In other words, what I'm suggesting is fight for and achieve each specific right until achieving the goal of gay marriage does not seem so much a radical redefinition so much as a fait accompli. Does that make more sense?
Ah - now I see where you're coming from. That's the wrong approach - nobody should have to fight every inch for a right that somebody else in the same community takes for granted.
We had this debate in Canada a decade ago. Here are a few quotes from http://www.justice.gc.ca/eng/news-nouv/ ... 31376.html]the February 2005 Canadian Department of Justice press release about the matter, issued just as the relevant legislation went to Parliament:
"The Government cannot, and should not, pick and choose whose rights they will defend and whose rights they will ignore. If the fundamental rights of one minority can be denied, so potentially can those of others."
"Many Canadians support legal recognition for same-sex unions, but want to call them something other than marriage, such as civil union.

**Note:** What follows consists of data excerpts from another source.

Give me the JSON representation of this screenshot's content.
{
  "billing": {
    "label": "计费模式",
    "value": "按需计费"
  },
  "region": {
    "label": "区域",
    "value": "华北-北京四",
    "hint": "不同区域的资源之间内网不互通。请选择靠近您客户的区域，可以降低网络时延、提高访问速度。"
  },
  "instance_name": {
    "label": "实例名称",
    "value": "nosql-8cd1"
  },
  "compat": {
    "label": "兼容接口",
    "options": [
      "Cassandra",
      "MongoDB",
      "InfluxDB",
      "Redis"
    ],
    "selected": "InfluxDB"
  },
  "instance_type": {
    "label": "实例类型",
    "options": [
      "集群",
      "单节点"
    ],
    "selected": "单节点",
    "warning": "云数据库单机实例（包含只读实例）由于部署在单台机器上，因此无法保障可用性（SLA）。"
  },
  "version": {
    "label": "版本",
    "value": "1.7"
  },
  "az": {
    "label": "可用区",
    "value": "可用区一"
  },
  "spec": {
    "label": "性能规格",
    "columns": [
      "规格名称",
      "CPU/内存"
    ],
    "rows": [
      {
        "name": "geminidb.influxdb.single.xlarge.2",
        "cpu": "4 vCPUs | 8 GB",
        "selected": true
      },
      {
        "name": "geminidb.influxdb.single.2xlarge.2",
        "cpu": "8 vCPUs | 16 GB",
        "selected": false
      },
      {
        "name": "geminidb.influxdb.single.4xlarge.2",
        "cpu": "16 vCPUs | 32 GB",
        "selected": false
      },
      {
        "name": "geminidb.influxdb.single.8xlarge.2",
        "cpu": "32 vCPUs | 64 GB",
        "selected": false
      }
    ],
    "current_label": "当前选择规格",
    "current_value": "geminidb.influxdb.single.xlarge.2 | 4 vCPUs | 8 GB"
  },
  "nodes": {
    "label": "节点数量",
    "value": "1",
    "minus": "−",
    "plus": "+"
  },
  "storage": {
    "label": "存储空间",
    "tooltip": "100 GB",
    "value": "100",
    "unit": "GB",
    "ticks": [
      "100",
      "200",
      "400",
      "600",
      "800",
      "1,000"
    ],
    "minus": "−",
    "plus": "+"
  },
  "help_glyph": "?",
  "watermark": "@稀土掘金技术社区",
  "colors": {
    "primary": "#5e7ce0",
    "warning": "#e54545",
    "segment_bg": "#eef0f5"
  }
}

Civil union is a separate institution from civil marriage, does not respect the right of same-sex couples to equality without discrimination and is in breach of the Canadian Charter of Rights and Freedoms."
"The bill also recognizes that freedom of religion is already fully protected by the Charter of Rights and Freedoms, as confirmed by the Supreme Court of Canada in its recent decision. That is why its title speaks of civil marriage. Religions will continue to make their own decisions about this question."
Assuming one replaces "Canadian Charter of Rights and Freedoms" with "Bill of Rights", does any of that not apply to the beliefs held by the citizens of the United States?
This is a solved problem. The only people who insist it's still an issue that needs further study are the homophobes and the people with a vested interest in keeping the current inequities in place. Phobias can be corrected with education and patience. As for the vested interests ... didn't you folks fight a civil war because some people wanted to keep being rich by refusing other people their rights?
(Yes, that's an inflammatory statement – made on purpose.)
--
Rob Kelk
"Governments have no right to question the loyalty of those who oppose
them. Adversaries remain citizens of the same state, common subjects of
the same sovereign, servants of the same law."